こうした市場環境の中、ビットキーはApple Home KeyやGoogle Digital Keyのようなデバイスメーカー中心のエコシステムとは異なるアプローチを取っています。スマートロックというハードウェアと、入退室管理や予約システムなどのソフトウェアを連携させ、住宅・オフィスに加え、空港・物流施設・庁舎など幅広い施設に横断的に対応する「施設横断型プラットフォーム」を構築している点が、大きな差別化要因です。日本の大手不動産・建設・電機企業との深い連携も相まって、国内市場において独自の地位を築いています。

会社概要

  • 会社名:株式会社ビットキー
  • 所在地:東京都中央区京橋3丁目1-1 東京スクエアガーデン9階
  • 設立年月日:2018年5月16日
  • 代表者名:代表取締役CEO 寳槻 昌則
  • 公式HPhttps://bitkey.co.jp/

まとめ

株式会社ビットキーは、「つなげよう。人は、もっと自由になれる。」というミッションを掲げ、独自のID認証基盤「bitkey platform」を軸に、住宅向け「homehub」とオフィス向け「workhub」の2つのコネクトプラットフォームを展開しています。スマートロックというハードウェアを起点にしながらも、宅配・家事代行・オフィス予約・顔認証入退室など、あらゆるサービスと施設をつなぐ「施設横断型プラットフォーム」を構築している点が、同社最大の強みです。

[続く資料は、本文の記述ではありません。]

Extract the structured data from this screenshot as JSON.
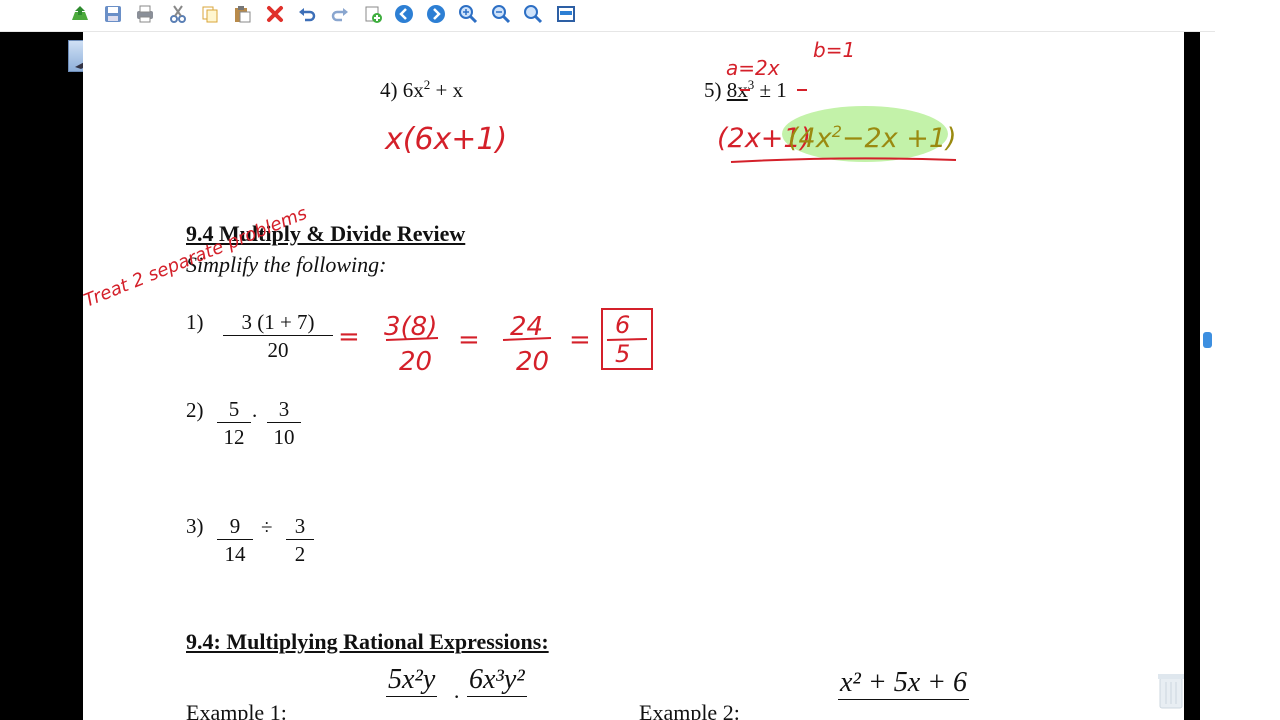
{
  "toolbar": {
    "buttons": [
      "open-icon",
      "save-icon",
      "print-icon",
      "cut-icon",
      "copy-icon",
      "paste-icon",
      "delete-icon",
      "undo-icon",
      "redo-icon",
      "add-page-icon",
      "back-icon",
      "forward-icon",
      "zoom-in-icon",
      "zoom-out-icon",
      "zoom-fit-icon",
      "screen-icon"
    ]
  },
  "problems_top": {
    "p4": {
      "num": "4)",
      "expr": "6x",
      "sup": "2",
      "rest": " + x",
      "work": "x(6x+1)"
    },
    "p5": {
      "num": "5)",
      "expr": "8x",
      "sup": "3",
      "rest": " ± 1",
      "note_a": "a=2x",
      "note_b": "b=1",
      "work1": "(2x+1)",
      "work2": "(4x",
      "work2sup": "2",
      "work2rest": "−2x +1)"
    }
  },
  "section1": {
    "title": "9.4 Multiply & Divide Review",
    "subtitle": "Simplify the following:",
    "side_note": "Treat 2 separate problems",
    "q1": {
      "num": "1)",
      "numer": "3 (1 + 7)",
      "denom": "20",
      "work": [
        "3(8)",
        "20",
        "24",
        "20",
        "6",
        "5"
      ]
    },
    "q2": {
      "num": "2)",
      "a_num": "5",
      "a_den": "12",
      "op": ".",
      "b_num": "3",
      "b_den": "10"
    },
    "q3": {
      "num": "3)",
      "a_num": "9",
      "a_den": "14",
      "op": "÷",
      "b_num": "3",
      "b_den": "2"
    }
  },
  "section2": {
    "title": "9.4:  Multiplying Rational Expressions:",
    "ex1_label": "Example 1:",
    "ex1_num_a": "5x²y",
    "ex1_num_b": "6x³y²",
    "ex2_label": "Example 2:",
    "ex2_num": "x² + 5x + 6"
  },
  "colors": {
    "ink_red": "#d4202a",
    "highlight": "#b9f09a",
    "accent": "#3d8fe0"
  }
}
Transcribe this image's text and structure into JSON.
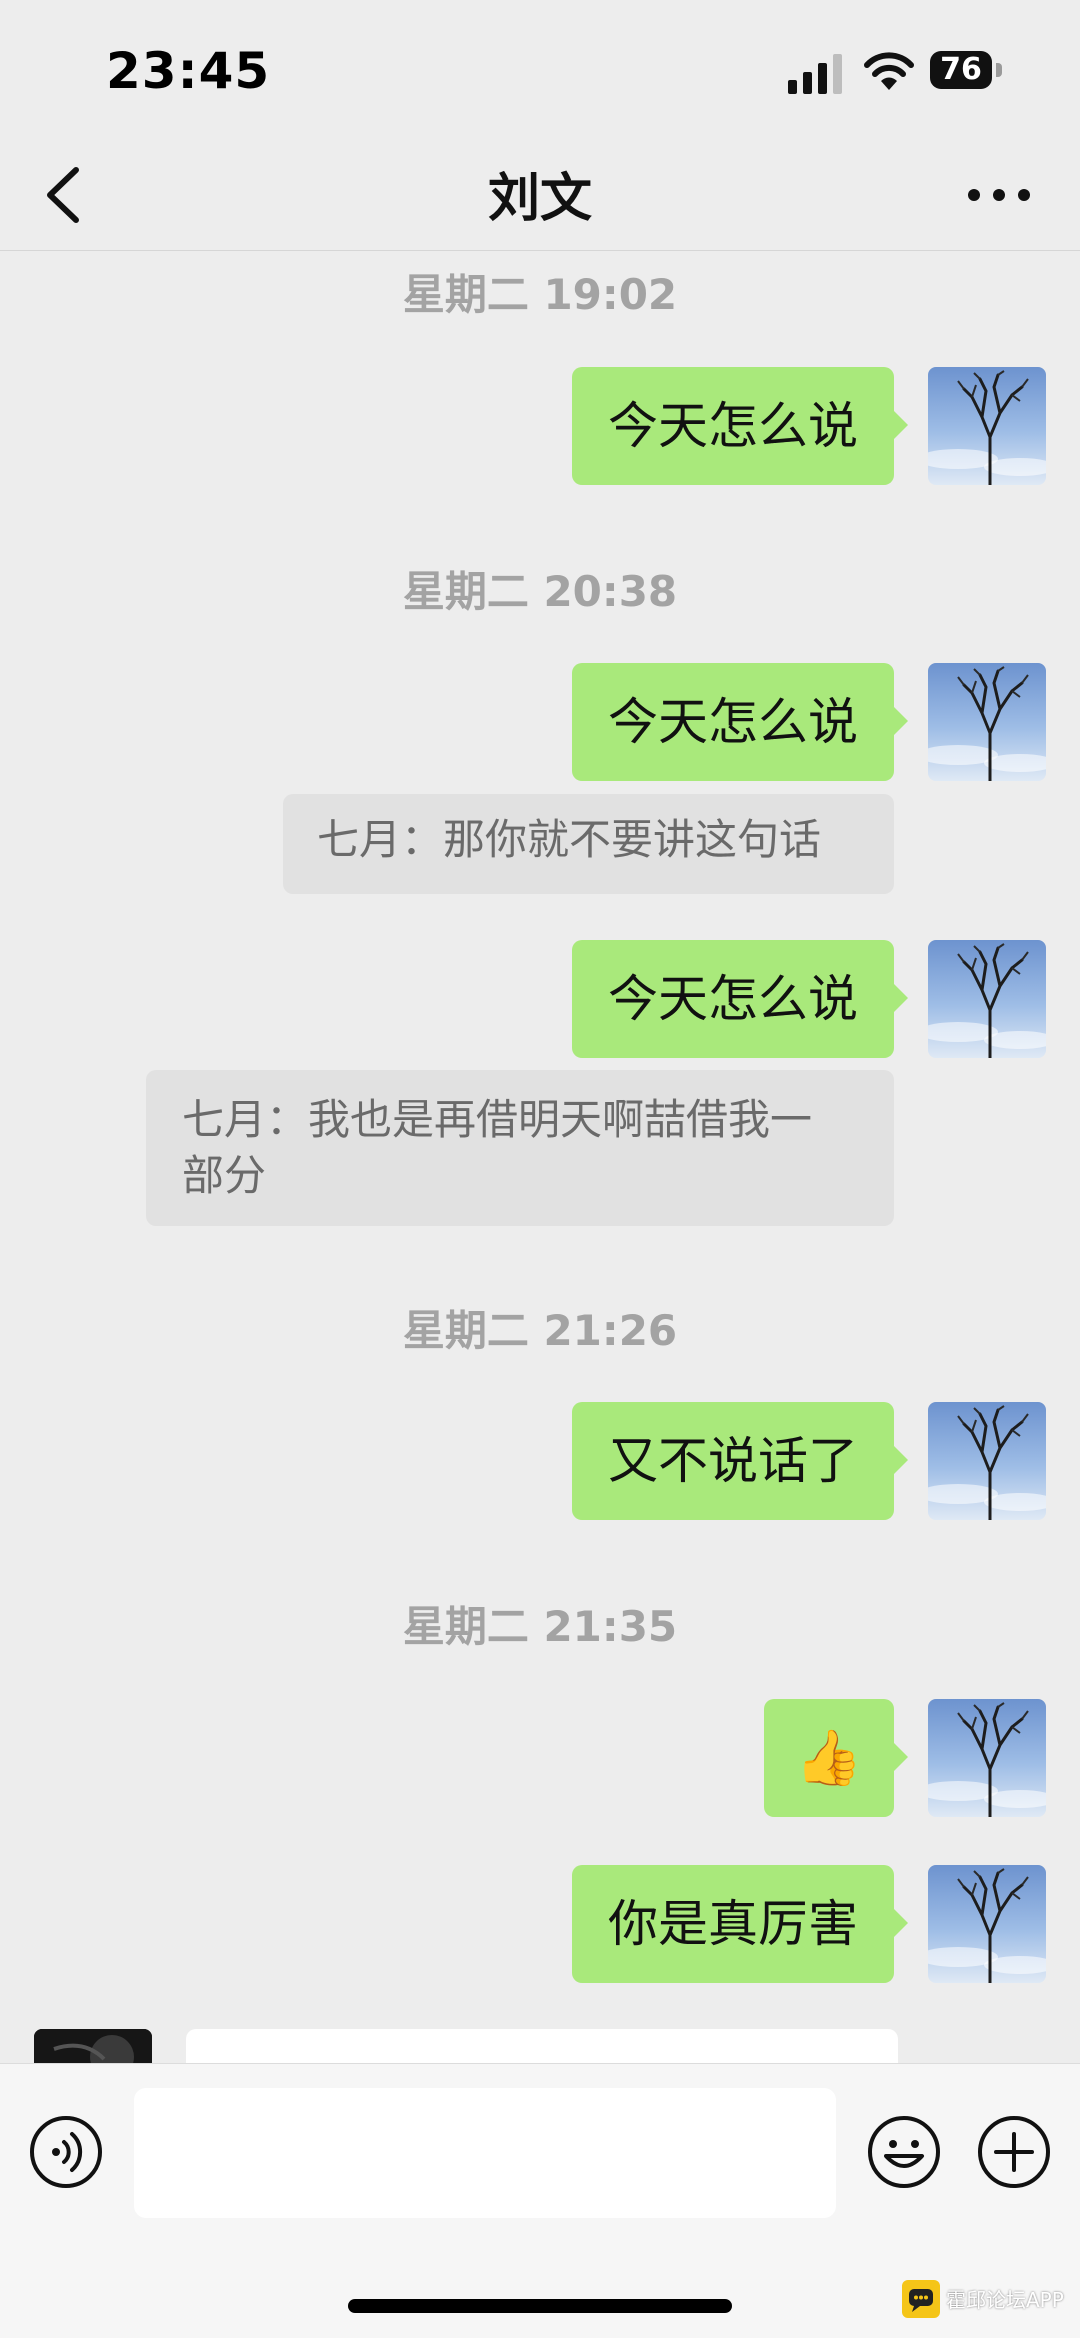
{
  "status_bar": {
    "time": "23:45",
    "battery": "76"
  },
  "nav": {
    "title": "刘文"
  },
  "messages": [
    {
      "timestamp": "星期二 19:02",
      "outgoing": "今天怎么说"
    },
    {
      "timestamp": "星期二 20:38",
      "outgoing": "今天怎么说",
      "quote": "七月：那你就不要讲这句话"
    },
    {
      "outgoing": "今天怎么说",
      "quote_line1": "七月：我也是再借明天啊喆借我一",
      "quote_line2": "部分"
    },
    {
      "timestamp": "星期二 21:26",
      "outgoing": "又不说话了"
    },
    {
      "timestamp": "星期二 21:35",
      "emoji": "👍"
    },
    {
      "outgoing": "你是真厉害"
    }
  ],
  "input": {
    "placeholder": ""
  },
  "watermark": {
    "text": "霍邱论坛APP"
  },
  "colors": {
    "bubble_out": "#a9e97b",
    "background": "#ededed",
    "quote_bg": "#e1e1e1"
  }
}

累計390億円超の資金調達、大手不動産・金融・電機各社との資本業務提携、M&Aによる事業拡張と、成長ドライバーは複数の軸で機能しています。今後は街全体、そしてスマートシティのインフラを担うプラットフォームへとスケールしていくことが期待されます。鍵や認証をきっかけに、私たちの暮らしと働き方がどこまで自由になっていくのか、ビットキーの動向から目が離せません。